Voici la définition de l’INSEE. L’artificialisation concerne la transformation des zones forestières, agricoles et naturelles (incluant les zones humides).
L’artificialisation des sols intègre l’habitat et les espaces verts associés, les zones industrielles et commerciales, les équipements sportifs ou de loisirs, les réseaux de transport, les parkings, les mines, décharges et chantiers. Les chemins de fer en font partie par exemple.
Il existe plusieurs méthodes pour mesurer l’artificialisation en France, avec des différences majeures. Voir ci-dessous pour le comparatif. Pour ceux qui se posent la question, l’impact des énergies renouvelables y est intégré.
L’artificialisation affecte la biodiversité du sol par la perte d’habitat, la contamination des milieux ou la fragmentation des milieux (rapport INRAE/IFSTTAR). Pour ce dernier point, on peut donner l’exemple des routes qui ont un impact sur la connectivité écologique.
Plus la densité des infrastructures routières est importante, plus cette fragmentation a de conséquences, notamment sur des espèces qui n’ont pas de capacité d’adaptation et qui ont une zone d’habitat spécifique et limitée.
L’artificialisation a également un impact sur le processus hydrologique, notamment par l’imperméabilisation des sols : ruissellement, réduction de l’infiltration de l’eau et de l’évapotranspiration. Pour résumer, en cas de pluies intenses le risque d’inondation est plus élevé.

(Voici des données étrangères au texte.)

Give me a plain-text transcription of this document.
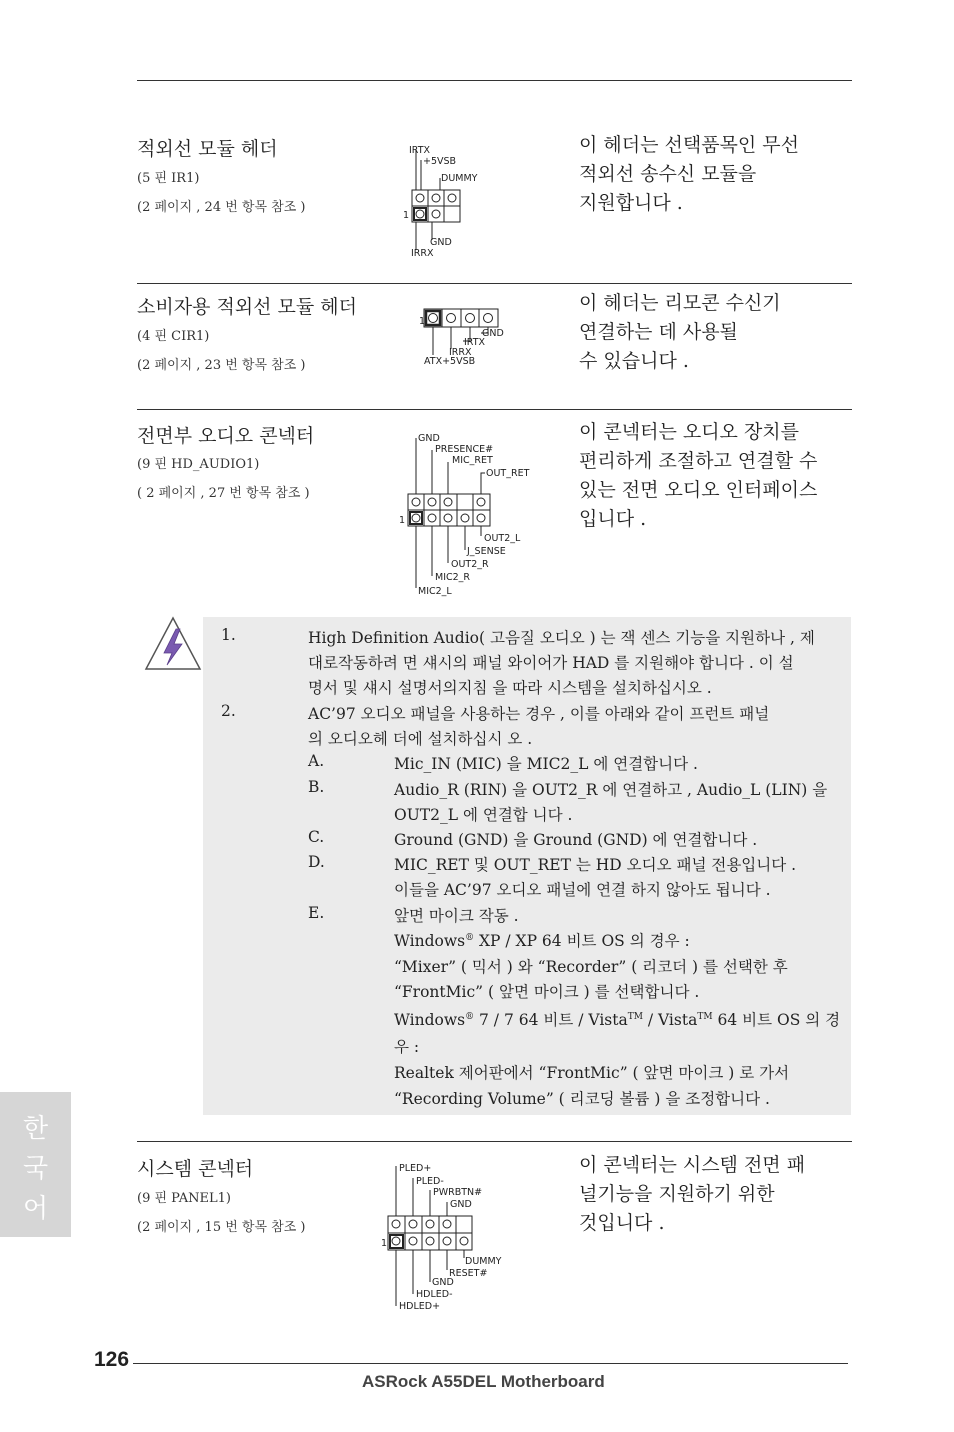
적외선 모듈 헤더
(5 핀 IR1)
(2 페이지 , 24 번 항목 참조 )
이 헤더는 선택품목인 무선
적외선 송수신 모듈을
지원합니다 .
IRTX
+5VSB
DUMMY
1
GND
IRRX
소비자용 적외선 모듈 헤더
(4 핀 CIR1)
(2 페이지 , 23 번 항목 참조 )
이 헤더는 리모콘 수신기
연결하는 데 사용될
수 있습니다 .
1
GND
IRTX
IRRX
ATX+5VSB
전면부 오디오 콘넥터
(9 핀 HD_AUDIO1)
( 2 페이지 , 27 번 항목 참조 )
이 콘넥터는 오디오 장치를
편리하게 조절하고 연결할 수
있는 전면 오디오 인터페이스
입니다 .
GND
PRESENCE#
MIC_RET
OUT_RET
1
OUT2_L
J_SENSE
OUT2_R
MIC2_R
MIC2_L
1.	High Definition Audio( 고음질 오디오 ) 는 잭 센스 기능을 지원하나 , 제
대로작동하려 면 섀시의 패널 와이어가 HAD 를 지원해야 합니다 . 이 설
명서 및 섀시 설명서의지침 을 따라 시스템을 설치하십시오 .
2.	AC’97 오디오 패널을 사용하는 경우 , 이를 아래와 같이 프런트 패널
의 오디오헤 더에 설치하십시 오 .
A.	Mic_IN (MIC) 을 MIC2_L 에 연결합니다 .
B.	Audio_R (RIN) 을 OUT2_R 에 연결하고 , Audio_L (LIN) 을
OUT2_L 에 연결합 니다 .
C.	Ground (GND) 을 Ground (GND) 에 연결합니다 .
D.	MIC_RET 및 OUT_RET 는 HD 오디오 패널 전용입니다 .
이들을 AC’97 오디오 패널에 연결 하지 않아도 됩니다 .
E.	앞면 마이크 작동 .
Windows® XP / XP 64 비트 OS 의 경우 :
“Mixer” ( 믹서 ) 와 “Recorder” ( 리코더 ) 를 선택한 후
“FrontMic” ( 앞면 마이크 ) 를 선택합니다 .
Windows® 7 / 7 64 비트 / Vista™ / Vista™ 64 비트 OS 의 경
우 :
Realtek 제어판에서 “FrontMic” ( 앞면 마이크 ) 로 가서
“Recording Volume” ( 리코딩 볼륨 ) 을 조정합니다 .
시스템 콘넥터
(9 핀 PANEL1)
(2 페이지 , 15 번 항목 참조 )
이 콘넥터는 시스템 전면 패
널기능을 지원하기 위한
것입니다 .
PLED+
PLED-
PWRBTN#
GND
1
DUMMY
RESET#
GND
HDLED-
HDLED+
한
국
어
126
ASRock A55DEL Motherboard
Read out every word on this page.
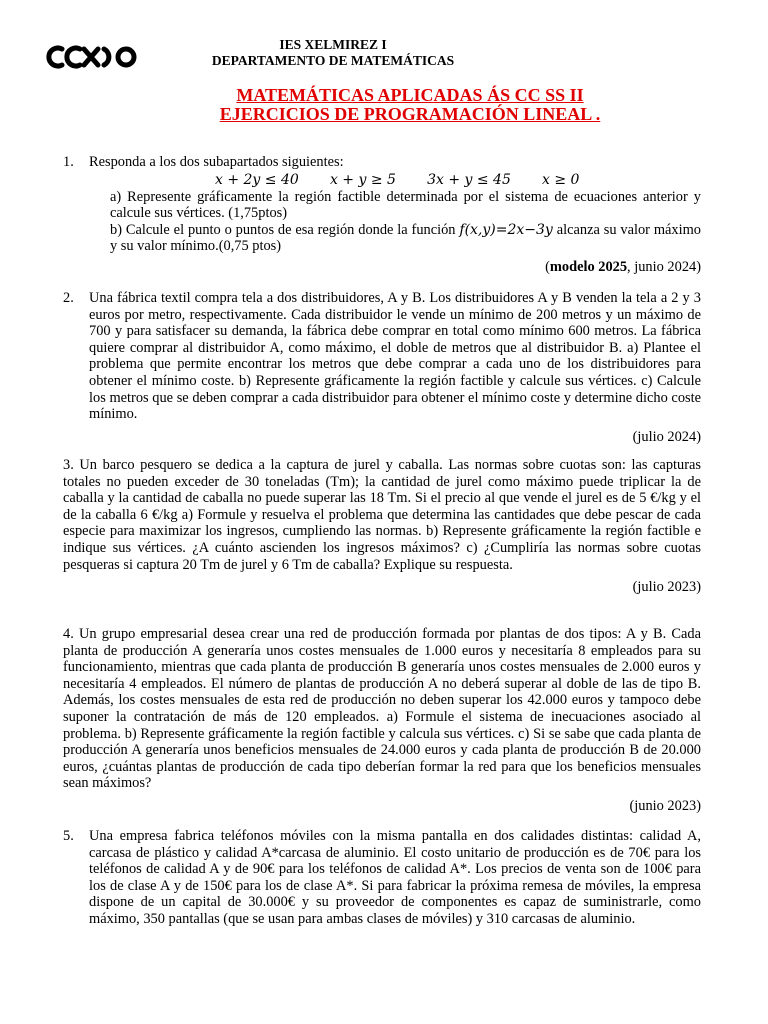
IES XELMIREZ I
DEPARTAMENTO DE MATEMÁTICAS
MATEMÁTICAS APLICADAS ÁS CC SS II
EJERCICIOS DE PROGRAMACIÓN LINEAL .
1. Responda a los dos subapartados siguientes:

x + 2y ≤ 40       x + y ≥ 5       3x + y ≤ 45       x ≥ 0

a) Represente gráficamente la región factible determinada por el sistema de ecuaciones anterior y calcule sus vértices. (1,75ptos)

b) Calcule el punto o puntos de esa región donde la función f(x,y)=2x−3y alcanza su valor máximo y su valor mínimo.(0,75 ptos)

(modelo 2025, junio 2024)

2. Una fábrica textil compra tela a dos distribuidores, A y B. Los distribuidores A y B venden la tela a 2 y 3 euros por metro, respectivamente. Cada distribuidor le vende un mínimo de 200 metros y un máximo de 700 y para satisfacer su demanda, la fábrica debe comprar en total como mínimo 600 metros. La fábrica quiere comprar al distribuidor A, como máximo, el doble de metros que al distribuidor B. a) Plantee el problema que permite encontrar los metros que debe comprar a cada uno de los distribuidores para obtener el mínimo coste. b) Represente gráficamente la región factible y calcule sus vértices. c) Calcule los metros que se deben comprar a cada distribuidor para obtener el mínimo coste y determine dicho coste mínimo.

(julio 2024)

3. Un barco pesquero se dedica a la captura de jurel y caballa. Las normas sobre cuotas son: las capturas totales no pueden exceder de 30 toneladas (Tm); la cantidad de jurel como máximo puede triplicar la de caballa y la cantidad de caballa no puede superar las 18 Tm. Si el precio al que vende el jurel es de 5 €/kg y el de la caballa 6 €/kg a) Formule y resuelva el problema que determina las cantidades que debe pescar de cada especie para maximizar los ingresos, cumpliendo las normas. b) Represente gráficamente la región factible e indique sus vértices. ¿A cuánto ascienden los ingresos máximos? c) ¿Cumpliría las normas sobre cuotas pesqueras si captura 20 Tm de jurel y 6 Tm de caballa? Explique su respuesta.

(julio 2023)

4. Un grupo empresarial desea crear una red de producción formada por plantas de dos tipos: A y B. Cada planta de producción A generaría unos costes mensuales de 1.000 euros y necesitaría 8 empleados para su funcionamiento, mientras que cada planta de producción B generaría unos costes mensuales de 2.000 euros y necesitaría 4 empleados. El número de plantas de producción A no deberá superar al doble de las de tipo B. Además, los costes mensuales de esta red de producción no deben superar los 42.000 euros y tampoco debe suponer la contratación de más de 120 empleados. a) Formule el sistema de inecuaciones asociado al problema. b) Represente gráficamente la región factible y calcula sus vértices. c) Si se sabe que cada planta de producción A generaría unos beneficios mensuales de 24.000 euros y cada planta de producción B de 20.000 euros, ¿cuántas plantas de producción de cada tipo deberían formar la red para que los beneficios mensuales sean máximos?

(junio 2023)

5. Una empresa fabrica teléfonos móviles con la misma pantalla en dos calidades distintas: calidad A, carcasa de plástico y calidad A*carcasa de aluminio. El costo unitario de producción es de 70€ para los teléfonos de calidad A y de 90€ para los teléfonos de calidad A*. Los precios de venta son de 100€ para los de clase A y de 150€ para los de clase A*. Si para fabricar la próxima remesa de móviles, la empresa dispone de un capital de 30.000€ y su proveedor de componentes es capaz de suministrarle, como máximo, 350 pantallas (que se usan para ambas clases de móviles) y 310 carcasas de aluminio.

Concernant l’impact sur la séquestration carbone, l’artificialisation réduisant les surfaces de sols naturels ou cultivés, conduit à une réduction de la capacité de stocks et puits carbone sur le territoire. Selon un rapport du programme EFESE (Évaluation française des écosystèmes et des services écosystémiques) la poursuite des tendances actuelles en matière d’artificialisation à l’horizon 2050 pourrait conduire à un déstockage équivalant à 75 % des émissions de 2015.
L’étalement urbain a également pour conséquence d’étendre les réseaux et infrastructures (assainissement, routes, électricité, etc) et la mise en place de structure permettant de réduire les risques d’inondation associés à une modification des sols par imperméabilisation. Concernant les impacts sanitaires, j’évoquerai simplement l’effet en période de canicule (c’est d’actualité), avec une mauvaise réflexion des rayons solaires en l’absence de végétaux et une réduction des espaces ombragés.
Le phénomène d’évapotranspiration est également un élément d’importance en période de forte chaleur : l’eau contenue dans les sols et les points d’eau se libère en se transformant en gaz (évaporation) et l’eau contenue dans les feuilles se dégage pour maintenir la température du végétal (transpiration). Ce qui permet de réguler la température de l’air.
Mais cet effet est local. En zone urbaine, il doit être accompagné part un choix de matériaux pour améliorer le confort thermique des bâtiments comme des revêtements réfléchissants, des façades/toits végétalisés. L’urbanisation doit intégrer les effets de l’artificialisation.
L’étalement urbain est une tendance forte, mais qui doit être contrôlée pour éviter qu’elle soit diffuse et discontinue. Faut-il pour autant densifier les villes ?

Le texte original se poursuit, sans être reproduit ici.